For the benefit of newcomers to the hummer business, I must add that it took a season or two before I could expect such a predictable return of my little pals. The hummer’s brain is, proportionately, the largest in the bird kingdom and this may account for their remarkable memory concerning where to get a free lunch. I’ve now had many years worth of migrants through the yard, and usually have nesters, too, which has to help.

The males are always the first to move through in mid- to late April, with the females following about two weeks later. A girl hummer’s love life is limited to brief and testy encounters with a mate, after which she resumes her solitary ways and raises young single-handed — no billing and cooing here.

I suspected early on that I had at least two females hanging around, which bodes well for the nesting season. One is so uncommonly loud (for a hummer) that I call her Chatty Cathy. Hovering at the feeder, chowing down, she’s as loud as a hungry finch. I can actually track her by ear as she flies around the yard, talking to herself all the while.

Female hummingbird on the nest. — ricmcarthur/Creative Commons

Female hummingbird on the nest. — ricmcarthur/Creative Commons

The other female is silent and shy, and more often than not will buzz off without eating if she comes to the feeder when humans are hanging around. She is, by default, Not Chatty. My suspicions were confirmed one morning when the two girls arrived at the feeder from opposite directions at the same moment — after a bristling exchange of indignant squeaks and tail flaring, they each flew off whence they came.
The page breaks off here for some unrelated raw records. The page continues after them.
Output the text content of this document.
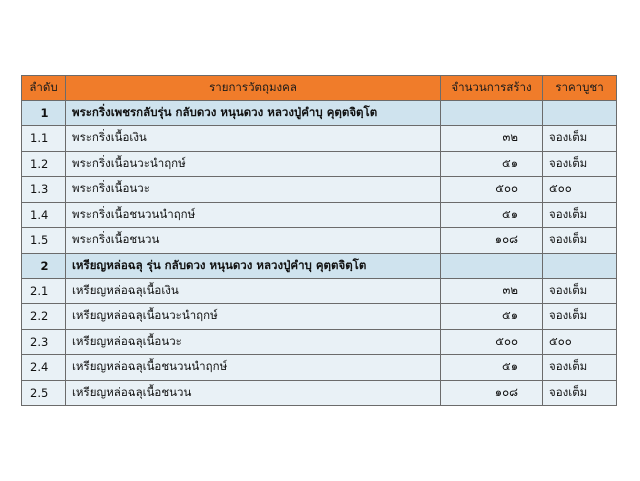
ลำดับ	รายการวัตถุมงคล	จำนวนการสร้าง	ราคาบูชา
1	พระกริ่งเพชรกลับรุ่น กลับดวง หนุนดวง หลวงปู่คำบุ คุตฺตจิตฺโต		
1.1	พระกริ่งเนื้อเงิน	๓๒	จองเต็ม
1.2	พระกริ่งเนื้อนวะนำฤกษ์	๕๑	จองเต็ม
1.3	พระกริ่งเนื้อนวะ	๕๐๐	๕๐๐
1.4	พระกริ่งเนื้อชนวนนำฤกษ์	๕๑	จองเต็ม
1.5	พระกริ่งเนื้อชนวน	๑๐๘	จองเต็ม
2	เหรียญหล่อฉลุ รุ่น กลับดวง หนุนดวง หลวงปู่คำบุ คุตฺตจิตฺโต		
2.1	เหรียญหล่อฉลุเนื้อเงิน	๓๒	จองเต็ม
2.2	เหรียญหล่อฉลุเนื้อนวะนำฤกษ์	๕๑	จองเต็ม
2.3	เหรียญหล่อฉลุเนื้อนวะ	๕๐๐	๕๐๐
2.4	เหรียญหล่อฉลุเนื้อชนวนนำฤกษ์	๕๑	จองเต็ม
2.5	เหรียญหล่อฉลุเนื้อชนวน	๑๐๘	จองเต็ม
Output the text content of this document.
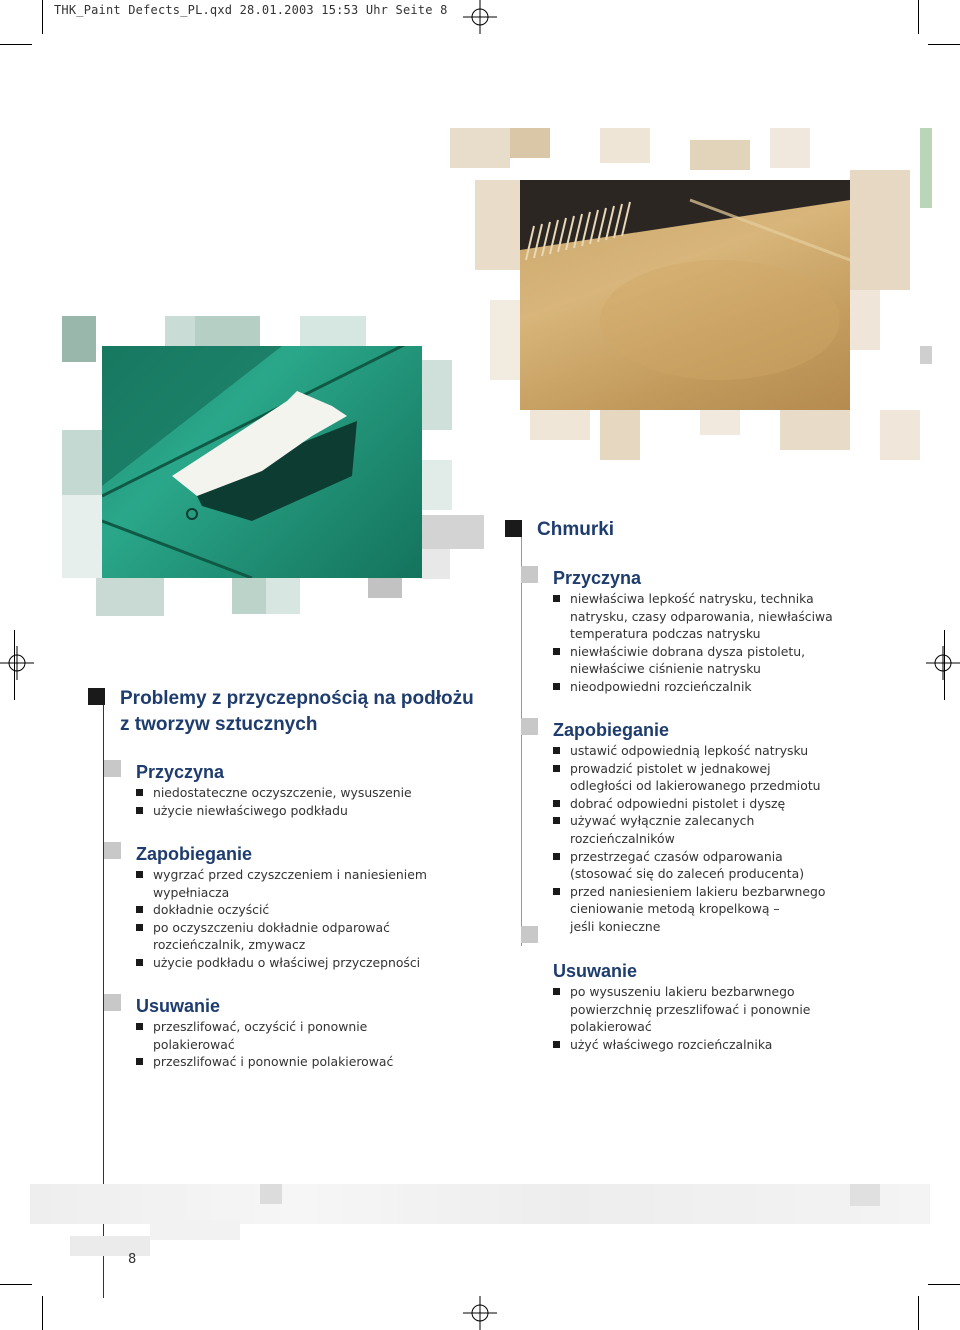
THK_Paint Defects_PL.qxd 28.01.2003 15:53 Uhr Seite 8
Problemy z przyczepnością na podłożu
z tworzyw sztucznych
Przyczyna
niedostateczne oczyszczenie, wysuszenie
użycie niewłaściwego podkładu
Zapobieganie
wygrzać przed czyszczeniem i naniesieniem
wypełniacza
dokładnie oczyścić
po oczyszczeniu dokładnie odparować
rozcieńczalnik, zmywacz
użycie podkładu o właściwej przyczepności
Usuwanie
przeszlifować, oczyścić i ponownie
polakierować
przeszlifować i ponownie polakierować
Chmurki
Przyczyna
niewłaściwa lepkość natrysku, technika
natrysku, czasy odparowania, niewłaściwa
temperatura podczas natrysku
niewłaściwie dobrana dysza pistoletu,
niewłaściwe ciśnienie natrysku
nieodpowiedni rozcieńczalnik
Zapobieganie
ustawić odpowiednią lepkość natrysku
prowadzić pistolet w jednakowej
odległości od lakierowanego przedmiotu
dobrać odpowiedni pistolet i dyszę
używać wyłącznie zalecanych
rozcieńczalników
przestrzegać czasów odparowania
(stosować się do zaleceń producenta)
przed naniesieniem lakieru bezbarwnego
cieniowanie metodą kropelkową –
jeśli konieczne
Usuwanie
po wysuszeniu lakieru bezbarwnego
powierzchnię przeszlifować i ponownie
polakierować
użyć właściwego rozcieńczalnika
8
If a feeder alone isn’t getting you hummers, enhancing the habitat is the answer. Evergreen trees for shelter and deciduous ones for nesting are key, and natural nectar sources are probably more firmly imprinted in a hummer’s genetic memory than any plastic feeder.
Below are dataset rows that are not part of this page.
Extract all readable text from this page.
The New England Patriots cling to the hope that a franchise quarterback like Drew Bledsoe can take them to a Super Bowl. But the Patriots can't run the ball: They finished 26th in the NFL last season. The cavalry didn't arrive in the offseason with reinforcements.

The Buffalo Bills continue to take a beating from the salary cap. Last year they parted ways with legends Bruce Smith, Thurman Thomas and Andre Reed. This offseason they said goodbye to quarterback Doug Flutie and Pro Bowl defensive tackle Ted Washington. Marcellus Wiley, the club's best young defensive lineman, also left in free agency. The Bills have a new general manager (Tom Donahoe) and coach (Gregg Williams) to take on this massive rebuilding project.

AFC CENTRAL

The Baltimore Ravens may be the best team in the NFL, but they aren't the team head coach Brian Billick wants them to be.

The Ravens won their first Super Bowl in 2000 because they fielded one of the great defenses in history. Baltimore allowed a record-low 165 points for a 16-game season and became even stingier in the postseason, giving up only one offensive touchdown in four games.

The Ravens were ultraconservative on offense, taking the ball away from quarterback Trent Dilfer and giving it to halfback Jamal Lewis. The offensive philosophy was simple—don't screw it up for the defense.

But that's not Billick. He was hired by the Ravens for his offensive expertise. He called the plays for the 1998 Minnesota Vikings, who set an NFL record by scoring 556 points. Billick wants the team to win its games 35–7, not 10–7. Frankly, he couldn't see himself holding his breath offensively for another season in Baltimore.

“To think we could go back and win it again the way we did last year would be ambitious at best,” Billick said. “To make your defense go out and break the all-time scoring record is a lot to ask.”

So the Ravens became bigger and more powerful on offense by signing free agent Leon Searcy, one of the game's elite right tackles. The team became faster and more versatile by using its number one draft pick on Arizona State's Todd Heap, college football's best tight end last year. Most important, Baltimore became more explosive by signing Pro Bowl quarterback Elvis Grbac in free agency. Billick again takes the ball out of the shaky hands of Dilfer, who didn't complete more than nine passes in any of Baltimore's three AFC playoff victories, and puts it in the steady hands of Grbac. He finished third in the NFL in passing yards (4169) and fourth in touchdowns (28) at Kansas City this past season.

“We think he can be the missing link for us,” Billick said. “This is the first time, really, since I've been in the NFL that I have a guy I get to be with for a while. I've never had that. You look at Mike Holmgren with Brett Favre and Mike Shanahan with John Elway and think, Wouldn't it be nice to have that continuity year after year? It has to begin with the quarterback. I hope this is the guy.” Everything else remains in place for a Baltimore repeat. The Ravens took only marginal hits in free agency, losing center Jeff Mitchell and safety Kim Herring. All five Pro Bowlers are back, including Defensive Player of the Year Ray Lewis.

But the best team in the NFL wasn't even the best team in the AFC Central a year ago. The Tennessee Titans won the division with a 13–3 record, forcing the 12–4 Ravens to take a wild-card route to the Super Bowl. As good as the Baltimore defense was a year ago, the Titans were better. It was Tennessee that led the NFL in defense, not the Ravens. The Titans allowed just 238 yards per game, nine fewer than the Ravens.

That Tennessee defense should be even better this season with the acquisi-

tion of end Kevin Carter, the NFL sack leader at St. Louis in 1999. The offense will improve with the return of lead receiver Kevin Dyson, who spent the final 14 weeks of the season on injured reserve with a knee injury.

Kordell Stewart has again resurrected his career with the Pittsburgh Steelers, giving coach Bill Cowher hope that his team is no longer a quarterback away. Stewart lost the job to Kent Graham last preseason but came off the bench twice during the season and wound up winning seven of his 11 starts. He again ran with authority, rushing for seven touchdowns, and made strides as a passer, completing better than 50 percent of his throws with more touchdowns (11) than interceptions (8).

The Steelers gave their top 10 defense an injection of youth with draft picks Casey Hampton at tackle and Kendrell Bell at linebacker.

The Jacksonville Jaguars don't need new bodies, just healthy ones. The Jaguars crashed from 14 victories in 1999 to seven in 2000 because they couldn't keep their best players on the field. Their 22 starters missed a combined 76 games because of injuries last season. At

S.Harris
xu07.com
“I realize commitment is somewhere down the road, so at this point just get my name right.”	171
So far, I’ve spotted hummers flitting among the old-fashioned bleeding heart and columbines, probing the still-unopened buds of the beauty bush and checking out the container plants. The feeder hangs between baskets of bright annuals, and later on I’ll have salvias, lavenders, morning glories, native honeysuckle and other garden goodies to tempt the hummer palate. While no one in their right mind would invite rampant jewelweed into the garden proper, this wild impatiens grows along my streambank, and is the hummer candy of late summer.

To attract attention to a newly hung feeder, tie on a bright red ribbon. Your solution of four parts water to one part ordinary table sugar needs no red dye, although reports that color additives were harmful appear to have been discounted.

Don’t be surprised if hummers desert your feeder for periods of time when the birds, especially the females, are out catching small bugs for dinner. A hummer does not live by nectar alone, but needs protein to produce and nurture the next generation.

This morning I saw another boy hummer come through, so maybe these cantankerous little birds will have an assignation in the spruce and I will have another nest to discover if I’m diligent about following the flight paths of my girl birds, Chatty and Not.

It’s amazing to think how these tiny birds get around. Breeding as far north as Canada, they winter each year in Mexico, Panama and the Caribbean, a trip some 2,000 miles each way. They are so small, a 10th of an ounce, that you could pop seven of them in an envelope and mail it with one first-class stamp — if seven hummers could actually get along, it might be a better way to go south than all that arduous wing-flapping, 55 to 65 times a second on average.

My hummerless friends would be only too glad if I would mail them a few of mine. Sorry, but I have only two selfish words for you: No way.